Creating a social media presence requires a lot of careful attention to details. Just one wrong move – a word, an image, a comment, reply, etc. – could spiral you to your downfall. Even your very product and service can create a spark and ignite worse issues.
We sure make a few blunders here and there, but what if t happens to your company’s online marketing? Would you be ready then?
Not every company would think of creating a crisis management team; but now, you should.
Choose people who are innately good with – well – people since you’ll probably be facing and answering to them in times of crisis.
Also, it’s best to include someone who is good with words. Releasing immediate and effective damage control online would require careful word choice as to not ignite the issue further.

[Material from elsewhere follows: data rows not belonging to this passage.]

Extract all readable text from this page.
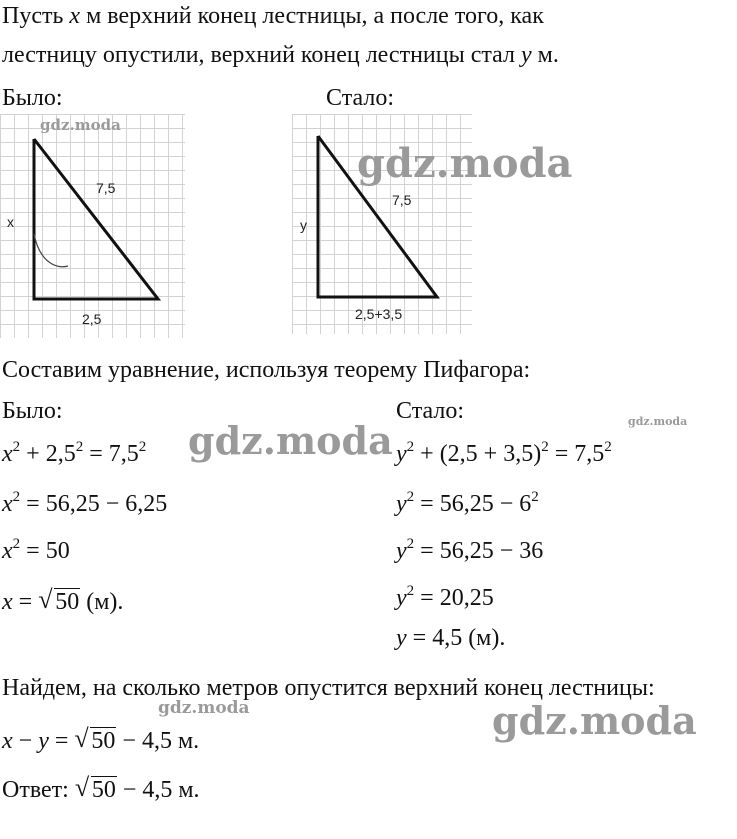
Пусть x м верхний конец лестницы, а после того, как
лестницу опустили, верхний конец лестницы стал y м.
Было:	Стало:
x
7,5
2,5
y
7,5
2,5+3,5
Составим уравнение, используя теорему Пифагора:
Было:	Стало:
$x^2 + 2,5^2 = 7,5^2$
$x^2 = 56,25 - 6,25$
$x^2 = 50$
x = √ 50 (м).
$y^2 + (2,5 + 3,5)^2 = 7,5^2$
$y^2 = 56,25 - 6^2$
$y^2 = 56,25 - 36$
$y^2 = 20,25$
y = 4,5 (м).
Найдем, на сколько метров опустится верхний конец лестницы:
x − y = √ 50 − 4,5 м.
Ответ: √ 50 − 4,5 м.
gdz.moda
gdz.moda
gdz.moda	gdz.moda
gdz.moda	gdz.moda
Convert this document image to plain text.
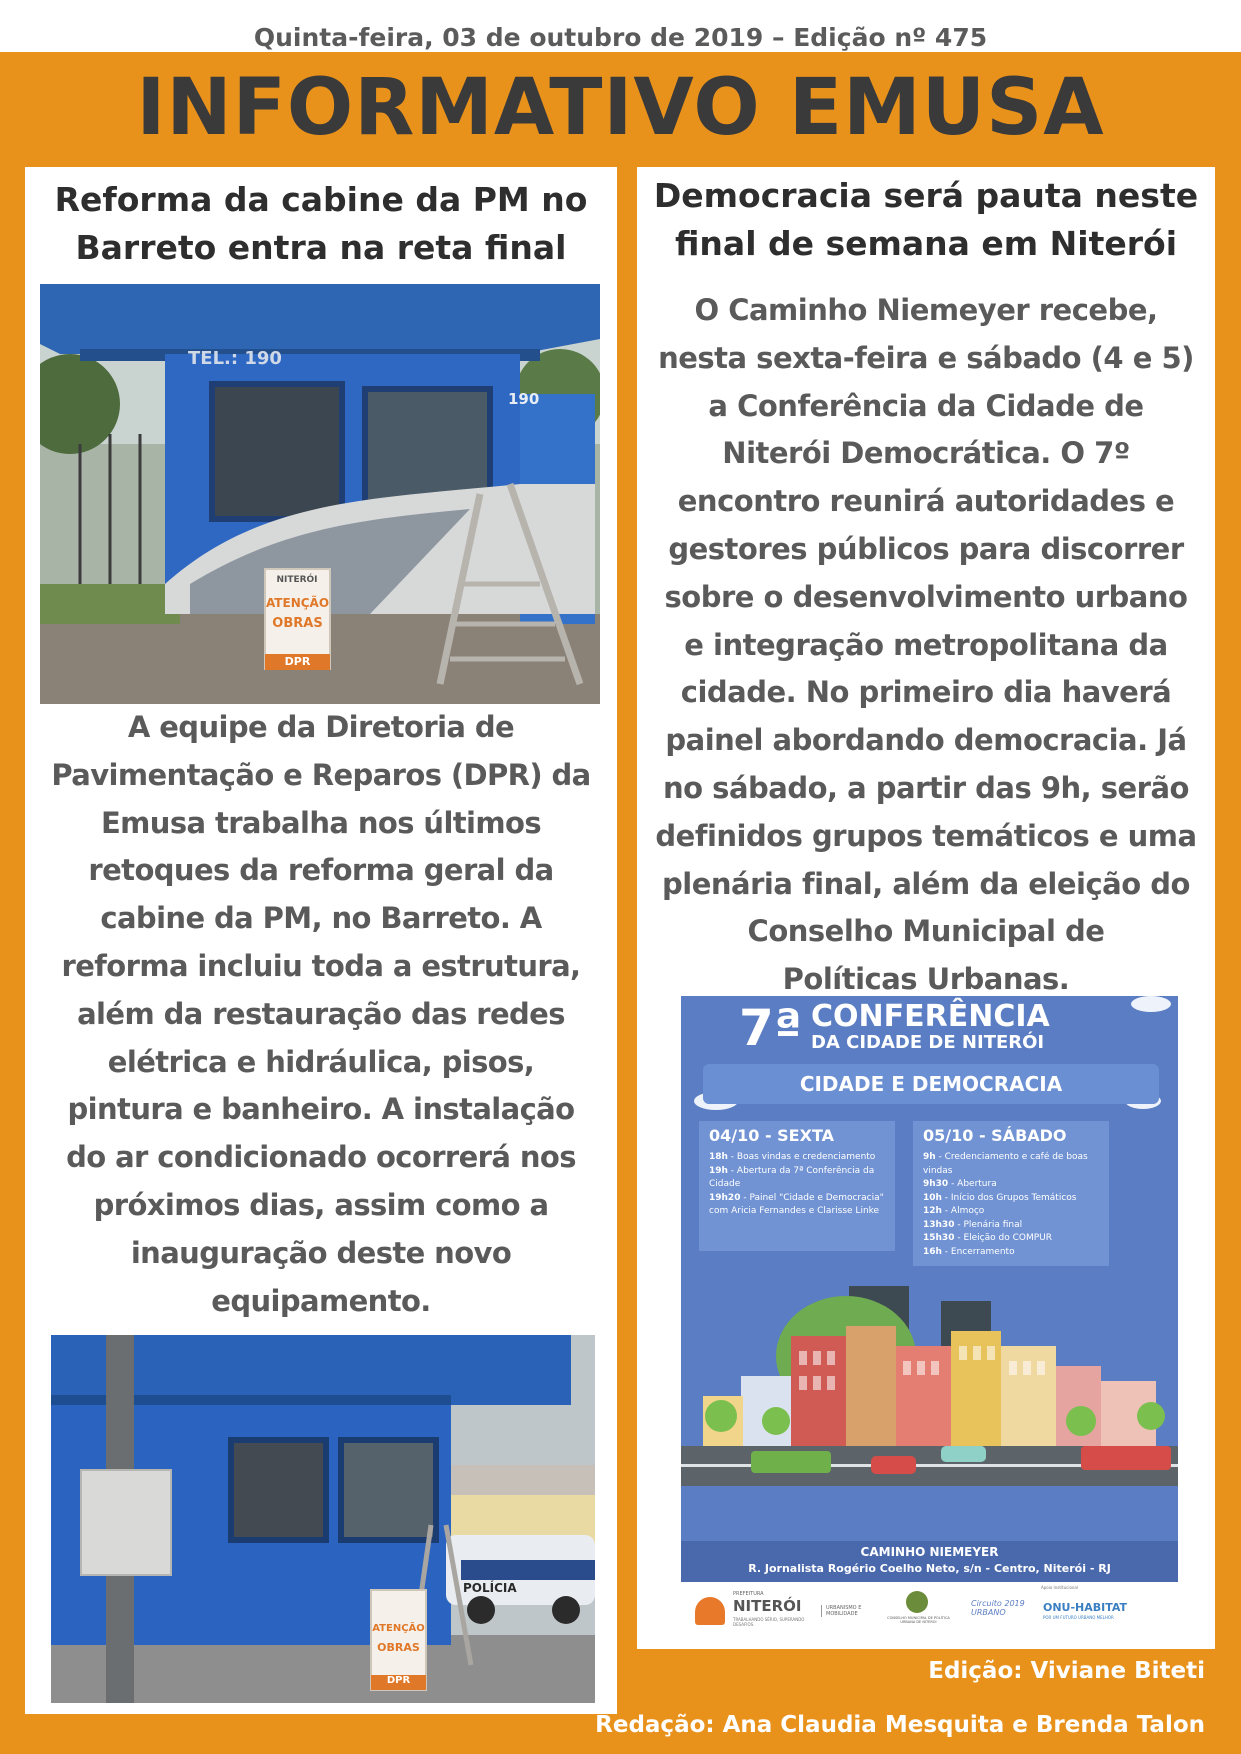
Quinta-feira, 03 de outubro de 2019 – Edição nº 475
INFORMATIVO EMUSA
Reforma da cabine da PM no
Barreto entra na reta final
TEL.: 190
190
NITERÓI
ATENÇÃO
OBRAS
DPR
A equipe da Diretoria de
Pavimentação e Reparos (DPR) da
Emusa trabalha nos últimos
retoques da reforma geral da
cabine da PM, no Barreto. A
reforma incluiu toda a estrutura,
além da restauração das redes
elétrica e hidráulica, pisos,
pintura e banheiro. A instalação
do ar condicionado ocorrerá nos
próximos dias, assim como a
inauguração deste novo
equipamento.
POLÍCIA
ATENÇÃO
OBRAS
DPR
Democracia será pauta neste
final de semana em Niterói
O Caminho Niemeyer recebe,
nesta sexta-feira e sábado (4 e 5)
a Conferência da Cidade de
Niterói Democrática. O 7º
encontro reunirá autoridades e
gestores públicos para discorrer
sobre o desenvolvimento urbano
e integração metropolitana da
cidade. No primeiro dia haverá
painel abordando democracia. Já
no sábado, a partir das 9h, serão
definidos grupos temáticos e uma
plenária final, além da eleição do
Conselho Municipal de
Políticas Urbanas.
7ª CONFERÊNCIA
DA CIDADE DE NITERÓI
CIDADE E DEMOCRACIA
04/10 - SEXTA
18h - Boas vindas e credenciamento
19h - Abertura da 7ª Conferência da
Cidade
19h20 - Painel "Cidade e Democracia"
com Aricia Fernandes e Clarisse Linke
05/10 - SÁBADO
9h - Credenciamento e café de boas
vindas
9h30 - Abertura
10h - Início dos Grupos Temáticos
12h - Almoço
13h30 - Plenária final
15h30 - Eleição do COMPUR
16h - Encerramento
CAMINHO NIEMEYER
R. Jornalista Rogério Coelho Neto, s/n - Centro, Niterói - RJ
PREFEITURA
NITERÓI
TRABALHANDO SÉRIO, SUPERANDO DESAFIOS.
URBANISMO E MOBILIDADE
CONSELHO MUNICIPAL DE POLÍTICA URBANA DE NITERÓI
Apoio Institucional
Circuito 2019 URBANO	ONU-HABITAT
POR UM FUTURO URBANO MELHOR
Edição: Viviane Biteti
Redação: Ana Claudia Mesquita e Brenda Talon
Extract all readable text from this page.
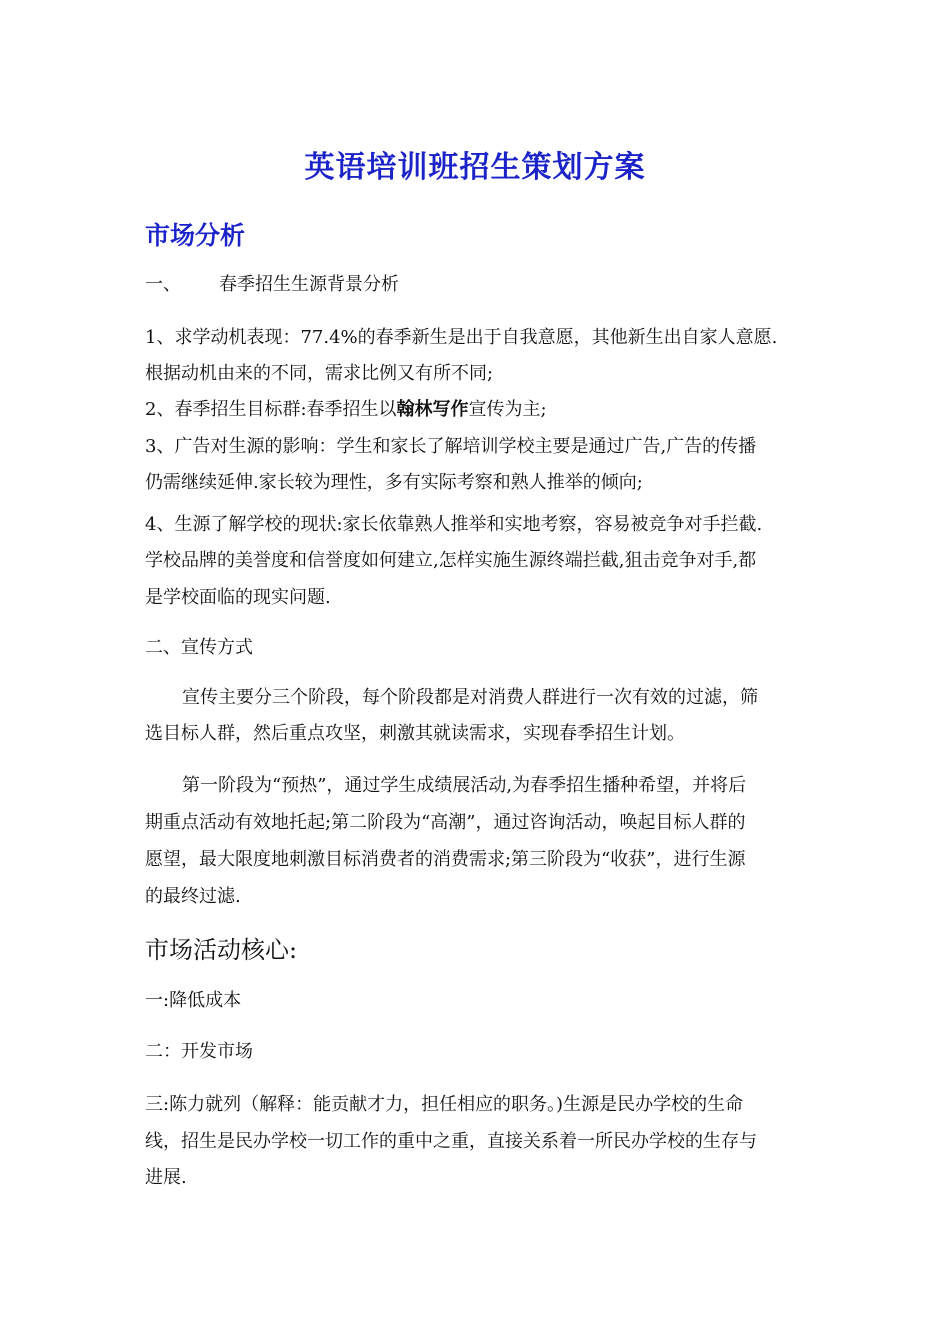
英语培训班招生策划方案
市场分析
一、 春季招生生源背景分析
1、求学动机表现：77.4%的春季新生是出于自我意愿，其他新生出自家人意愿.
根据动机由来的不同，需求比例又有所不同;
2、春季招生目标群:春季招生以翰林写作宣传为主;
3、广告对生源的影响：学生和家长了解培训学校主要是通过广告,广告的传播
仍需继续延伸.家长较为理性，多有实际考察和熟人推举的倾向;
4、生源了解学校的现状:家长依靠熟人推举和实地考察，容易被竞争对手拦截.
学校品牌的美誉度和信誉度如何建立,怎样实施生源终端拦截,狙击竞争对手,都
是学校面临的现实问题.
二、宣传方式
宣传主要分三个阶段，每个阶段都是对消费人群进行一次有效的过滤，筛
选目标人群，然后重点攻坚，刺激其就读需求，实现春季招生计划。
第一阶段为“预热”，通过学生成绩展活动,为春季招生播种希望，并将后
期重点活动有效地托起;第二阶段为“高潮”，通过咨询活动，唤起目标人群的
愿望，最大限度地刺激目标消费者的消费需求;第三阶段为“收获”，进行生源
的最终过滤.
市场活动核心:
一:降低成本
二：开发市场
三:陈力就列（解释：能贡献才力，担任相应的职务。)生源是民办学校的生命
线，招生是民办学校一切工作的重中之重，直接关系着一所民办学校的生存与
进展.
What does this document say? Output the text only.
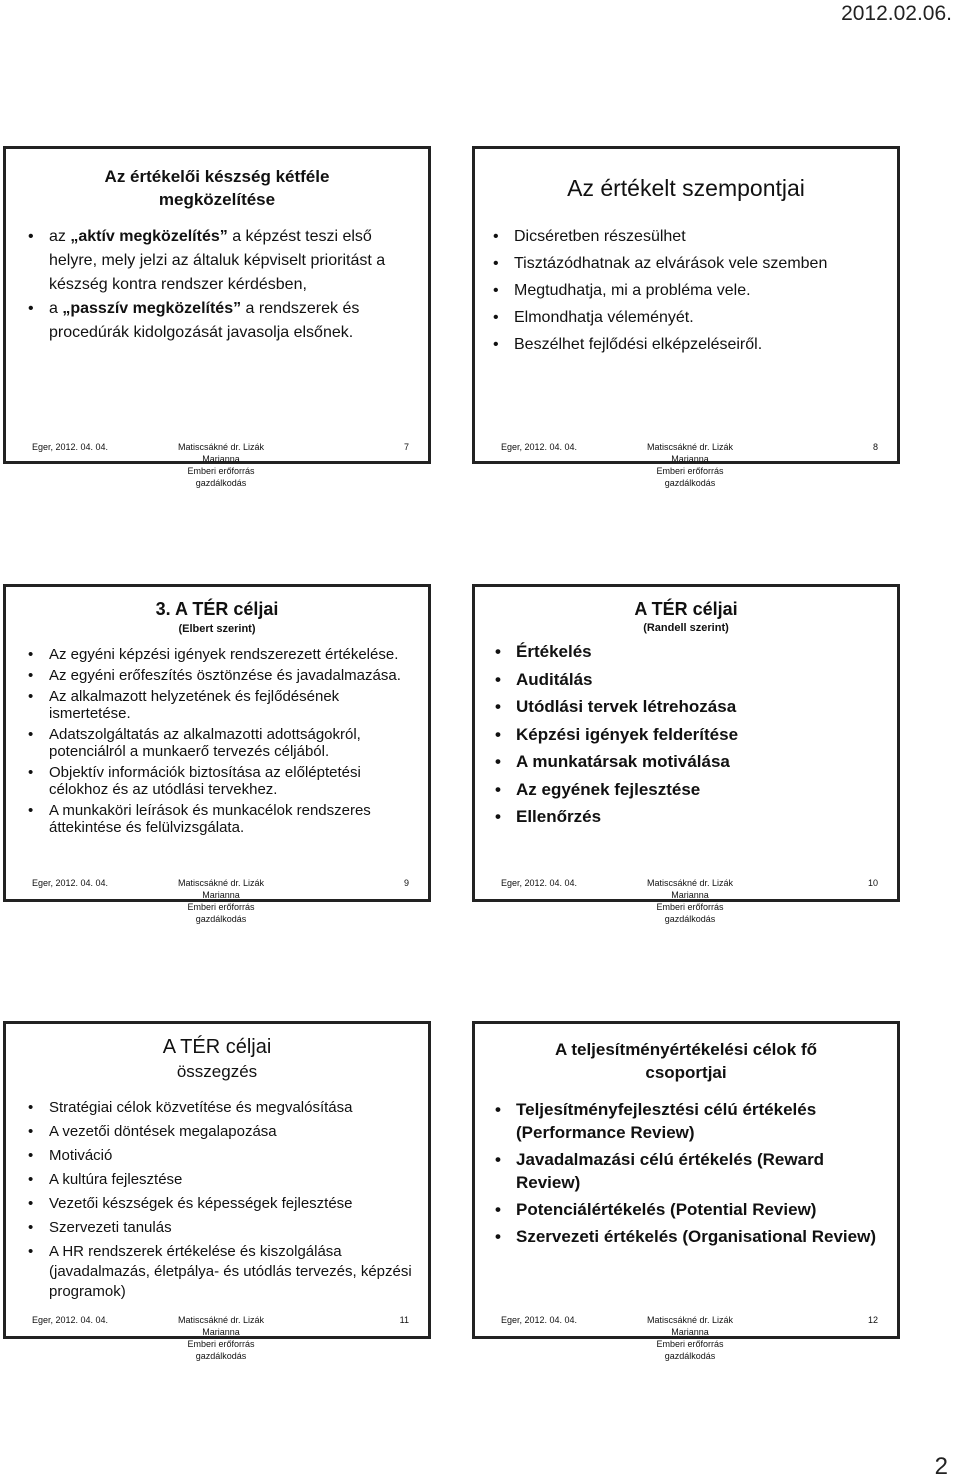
2012.02.06.
Az értékelői készség kétféle megközelítése
• az „aktív megközelítés” a képzést teszi első helyre, mely jelzi az általuk képviselt prioritást a készség kontra rendszer kérdésben,
• a „passzív megközelítés” a rendszerek és procedúrák kidolgozását javasolja elsőnek.
Eger, 2012. 04. 04.	Matiscsákné dr. Lizák Marianna
Emberi erőforrás gazdálkodás
7
Az értékelt szempontjai
• Dicséretben részesülhet
• Tisztázódhatnak az elvárások vele szemben
• Megtudhatja, mi a probléma vele.
• Elmondhatja véleményét.
• Beszélhet fejlődési elképzeléseiről.
Eger, 2012. 04. 04.	Matiscsákné dr. Lizák Marianna
Emberi erőforrás gazdálkodás
8
3. A TÉR céljai
(Elbert szerint)
• Az egyéni képzési igények rendszerezett értékelése.
• Az egyéni erőfeszítés ösztönzése és javadalmazása.
• Az alkalmazott helyzetének és fejlődésének ismertetése.
• Adatszolgáltatás az alkalmazotti adottságokról, potenciálról a munkaerő tervezés céljából.
• Objektív információk biztosítása az előléptetési célokhoz és az utódlási tervekhez.
• A munkaköri leírások és munkacélok rendszeres áttekintése és felülvizsgálata.
Eger, 2012. 04. 04.	Matiscsákné dr. Lizák Marianna
Emberi erőforrás gazdálkodás
9
A TÉR céljai
(Randell szerint)
• Értékelés
• Auditálás
• Utódlási tervek létrehozása
• Képzési igények felderítése
• A munkatársak motiválása
• Az egyének fejlesztése
• Ellenőrzés
Eger, 2012. 04. 04.	Matiscsákné dr. Lizák Marianna
Emberi erőforrás gazdálkodás
10
A TÉR céljai
összegzés
• Stratégiai célok közvetítése és megvalósítása
• A vezetői döntések megalapozása
• Motiváció
• A kultúra fejlesztése
• Vezetői készségek és képességek fejlesztése
• Szervezeti tanulás
• A HR rendszerek értékelése és kiszolgálása (javadalmazás, életpálya- és utódlás tervezés, képzési programok)
Eger, 2012. 04. 04.	Matiscsákné dr. Lizák Marianna
Emberi erőforrás gazdálkodás
11
A teljesítményértékelési célok fő csoportjai
• Teljesítményfejlesztési célú értékelés (Performance Review)
• Javadalmazási célú értékelés (Reward Review)
• Potenciálértékelés (Potential Review)
• Szervezeti értékelés (Organisational Review)
Eger, 2012. 04. 04.	Matiscsákné dr. Lizák Marianna
Emberi erőforrás gazdálkodás
12
2
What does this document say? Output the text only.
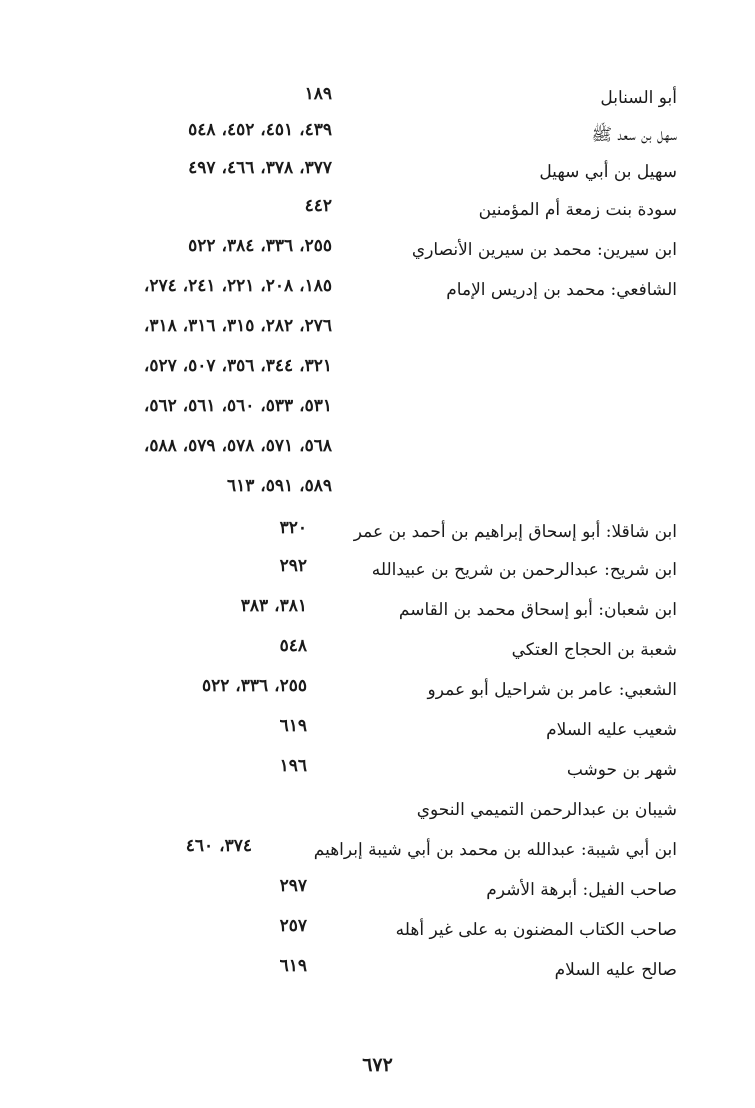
أبو السنابل
١٨٩
سهل بن سعد ﷺ
٤٣٩، ٤٥١، ٤٥٢، ٥٤٨
سهيل بن أبي سهيل
٣٧٧، ٣٧٨، ٤٦٦، ٤٩٧
سودة بنت زمعة أم المؤمنين
٤٤٢
ابن سيرين: محمد بن سيرين الأنصاري
٢٥٥، ٣٣٦، ٣٨٤، ٥٢٢
الشافعي: محمد بن إدريس الإمام
١٨٥، ٢٠٨، ٢٢١، ٢٤١، ٢٧٤،
٢٧٦، ٢٨٢، ٣١٥، ٣١٦، ٣١٨،
٣٢١، ٣٤٤، ٣٥٦، ٥٠٧، ٥٢٧،
٥٣١، ٥٣٣، ٥٦٠، ٥٦١، ٥٦٢،
٥٦٨، ٥٧١، ٥٧٨، ٥٧٩، ٥٨٨،
٥٨٩، ٥٩١، ٦١٣
ابن شاقلا: أبو إسحاق إبراهيم بن أحمد بن عمر
٣٢٠
ابن شريح: عبدالرحمن بن شريح بن عبيدالله
٢٩٢
ابن شعبان: أبو إسحاق محمد بن القاسم
٣٨١، ٣٨٣
شعبة بن الحجاج العتكي
٥٤٨
الشعبي: عامر بن شراحيل أبو عمرو
٢٥٥، ٣٣٦، ٥٢٢
شعيب عليه السلام
٦١٩
شهر بن حوشب
١٩٦
شيبان بن عبدالرحمن التميمي النحوي
ابن أبي شيبة: عبدالله بن محمد بن أبي شيبة إبراهيم
٣٧٤، ٤٦٠
صاحب الفيل: أبرهة الأشرم
٢٩٧
صاحب الكتاب المضنون به على غير أهله
٢٥٧
صالح عليه السلام
٦١٩
٦٧٢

Then, create a crisis plan.
Who handles the social media? What listening tool should you use to determine issues before they blow off? Who would be the best person to answer a certain issue?
These are just a few points to start with. And when you’re done with the plan, do a test run on different circumstances if possible.
Your listening tool is your best savior in trying to determine issues and other signals that something might go out of hand.
Creating search queues to track mentions of your brand and monitor what people are talking about. Be it about your tangible products, service, new ads you put out, or what someone in your company have said during a press release or conference.
If there’s an increase in these concerns, they sure are warning signs. Act out upon it before it worsens.
Also, don’t try to delete or report any comment or tweet made against you with the hopes that it will all just go away. Truth is, it won’t.
Take immediate action. Mistweeted? Wrong post? Correct them right away. Never forget to apologize in the process.
Remember that the best cases in crisis management is not only limited to telling or admitting to people what you know about the issue; you should also tell them what you do not know.
At least, everything is transparent. But of course, people would keep on prodding you for answers. So never stop there. Keep on searching and providing them information until the issue dissipates.
They say that experience is the best teacher. Well, they’re right.
After the crisis you’ve been through, take note of your customers’ response to each move you make.
What made them create more noise? What made the issue die down?
While dealing with the crisis, take note of each step you made and how it affected your crisis management efforts.
Then, get back to the drawing board and improve the plan that you’ve just implemented.
Every mistake comes with a lesson learned. Always use a crisis experience to create a better brand and representation for your company. We can’t please everybody, but we can always try to achieve that.